Thanks Mark and Ian for your suggestion, I want ask again,
- Is queue runners like Incomingqueue runner so I have to make more Incomingqueue runner?
- How can I made more queue runners?
- Can I make more queue pipe so incoming email is deliver to pipe depend on their size and domain destination? 4 If I bombard my mailing list server using email stress test can I make a lot of waiting process in queue?
Thanks
---------- Forwarded message ---------- From: Ian Eiloart <iane@sussex.ac.uk> Date: 2008/6/4 Subject: Re: [Mailman-Developers] How To change queue process method To: Mark Sapiro <mark@msapiro.net>, Maickel Pandie <maickel.pandie@gmail.com>, mailman-developers@python.org
--On 3 June 2008 11:51:31 -0700 Mark Sapiro <mark@msapiro.net> wrote:
Maickel Pandie wrote:
I had research about how fast MTA (postfix) can deliver a lot of email from mailman.
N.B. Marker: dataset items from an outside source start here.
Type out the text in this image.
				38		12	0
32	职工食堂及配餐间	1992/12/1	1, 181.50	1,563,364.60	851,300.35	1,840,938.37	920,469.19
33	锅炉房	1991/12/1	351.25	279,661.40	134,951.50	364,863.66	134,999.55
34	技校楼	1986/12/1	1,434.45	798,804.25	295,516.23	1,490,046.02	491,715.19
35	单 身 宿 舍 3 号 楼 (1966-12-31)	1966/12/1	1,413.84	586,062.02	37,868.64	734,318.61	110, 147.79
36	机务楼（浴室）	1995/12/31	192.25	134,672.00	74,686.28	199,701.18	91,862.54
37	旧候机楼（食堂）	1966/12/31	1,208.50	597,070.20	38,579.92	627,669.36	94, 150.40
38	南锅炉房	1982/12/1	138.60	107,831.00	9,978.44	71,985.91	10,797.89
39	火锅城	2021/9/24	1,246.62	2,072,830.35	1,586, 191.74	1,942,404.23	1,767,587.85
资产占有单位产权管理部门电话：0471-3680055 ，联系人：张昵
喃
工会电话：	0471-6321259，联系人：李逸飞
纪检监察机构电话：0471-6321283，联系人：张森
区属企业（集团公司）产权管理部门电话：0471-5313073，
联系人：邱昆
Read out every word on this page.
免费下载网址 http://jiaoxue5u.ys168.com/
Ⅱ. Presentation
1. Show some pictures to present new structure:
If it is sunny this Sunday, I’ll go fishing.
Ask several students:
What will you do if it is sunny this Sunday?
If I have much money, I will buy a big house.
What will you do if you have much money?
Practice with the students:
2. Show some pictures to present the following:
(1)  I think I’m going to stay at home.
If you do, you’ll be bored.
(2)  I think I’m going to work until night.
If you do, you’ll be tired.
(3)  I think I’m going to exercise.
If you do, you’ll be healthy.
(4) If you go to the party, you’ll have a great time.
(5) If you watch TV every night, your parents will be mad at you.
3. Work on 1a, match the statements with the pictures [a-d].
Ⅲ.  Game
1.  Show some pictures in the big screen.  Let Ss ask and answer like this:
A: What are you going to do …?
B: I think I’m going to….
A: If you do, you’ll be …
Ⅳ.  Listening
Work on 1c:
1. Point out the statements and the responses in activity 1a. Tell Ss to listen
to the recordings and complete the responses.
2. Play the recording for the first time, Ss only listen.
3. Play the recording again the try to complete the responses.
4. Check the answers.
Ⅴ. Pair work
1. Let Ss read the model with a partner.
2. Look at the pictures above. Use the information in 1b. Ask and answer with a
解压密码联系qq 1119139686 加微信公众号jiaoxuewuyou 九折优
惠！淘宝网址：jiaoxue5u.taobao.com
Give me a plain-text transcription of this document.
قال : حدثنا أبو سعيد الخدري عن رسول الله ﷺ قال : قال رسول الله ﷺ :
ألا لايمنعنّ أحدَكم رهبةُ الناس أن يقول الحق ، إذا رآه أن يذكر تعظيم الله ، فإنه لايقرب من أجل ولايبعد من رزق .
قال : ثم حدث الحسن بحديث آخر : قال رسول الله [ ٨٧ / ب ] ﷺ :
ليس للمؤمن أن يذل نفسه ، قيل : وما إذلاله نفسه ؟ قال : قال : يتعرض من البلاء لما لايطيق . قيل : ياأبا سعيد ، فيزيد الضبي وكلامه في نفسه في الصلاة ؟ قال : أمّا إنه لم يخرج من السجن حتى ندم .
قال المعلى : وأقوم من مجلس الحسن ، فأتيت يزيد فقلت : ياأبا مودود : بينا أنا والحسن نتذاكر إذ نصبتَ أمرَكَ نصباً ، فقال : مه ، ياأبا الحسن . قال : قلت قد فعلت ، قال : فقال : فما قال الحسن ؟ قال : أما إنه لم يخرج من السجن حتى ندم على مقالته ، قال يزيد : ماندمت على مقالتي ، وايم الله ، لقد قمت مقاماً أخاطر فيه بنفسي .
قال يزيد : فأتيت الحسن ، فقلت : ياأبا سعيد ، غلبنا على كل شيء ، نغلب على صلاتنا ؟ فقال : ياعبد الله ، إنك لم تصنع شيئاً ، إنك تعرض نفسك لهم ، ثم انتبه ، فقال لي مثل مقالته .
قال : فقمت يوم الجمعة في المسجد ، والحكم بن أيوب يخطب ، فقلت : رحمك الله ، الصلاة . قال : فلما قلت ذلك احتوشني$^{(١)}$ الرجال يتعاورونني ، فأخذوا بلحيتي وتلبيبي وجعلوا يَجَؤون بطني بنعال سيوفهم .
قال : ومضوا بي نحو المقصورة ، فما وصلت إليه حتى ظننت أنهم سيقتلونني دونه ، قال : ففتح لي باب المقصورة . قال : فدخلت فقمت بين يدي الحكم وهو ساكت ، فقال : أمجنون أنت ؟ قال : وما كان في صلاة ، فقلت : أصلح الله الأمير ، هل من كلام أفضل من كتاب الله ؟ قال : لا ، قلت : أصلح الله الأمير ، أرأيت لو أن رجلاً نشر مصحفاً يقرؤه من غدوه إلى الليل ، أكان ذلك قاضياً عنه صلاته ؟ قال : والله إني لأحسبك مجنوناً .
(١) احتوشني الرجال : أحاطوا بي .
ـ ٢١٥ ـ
The one that I want to change is queue process method from FIFO to size based(sum of domain in the list x size of email), I have a list that contain the sum of domain each mailing list. I want Mailman prefer sending email that have less domain destination and small size of email.
Can you tell me what file I have to edit so mailman can decide what email is thrown to postfix first?
You would need to modify the Switchboard.files() method in module Mailman/Queue/Switchboard.py.
Think hard before you move away from FIFO queue processing. If your out queue is not backlogged, it will essentially be processed FIFO in any case because each time you look there will only be one or two entries to process. If it is backlogged and you process in any but FIFO order, you run the risk of leaving non-preferred entries unprocessed for very long times.
Also, your specific strategy would penalize larger (perhaps more popular) lists by delaying posts to those lists in favor of those to smaller (perhaps obscure) lists. Is this really what you want to do?
A better solution might be to configure Mailman to use more queue runners. We saw a massive performance increase when we did that, because a single large delivery would not hold up other quicker deliveries.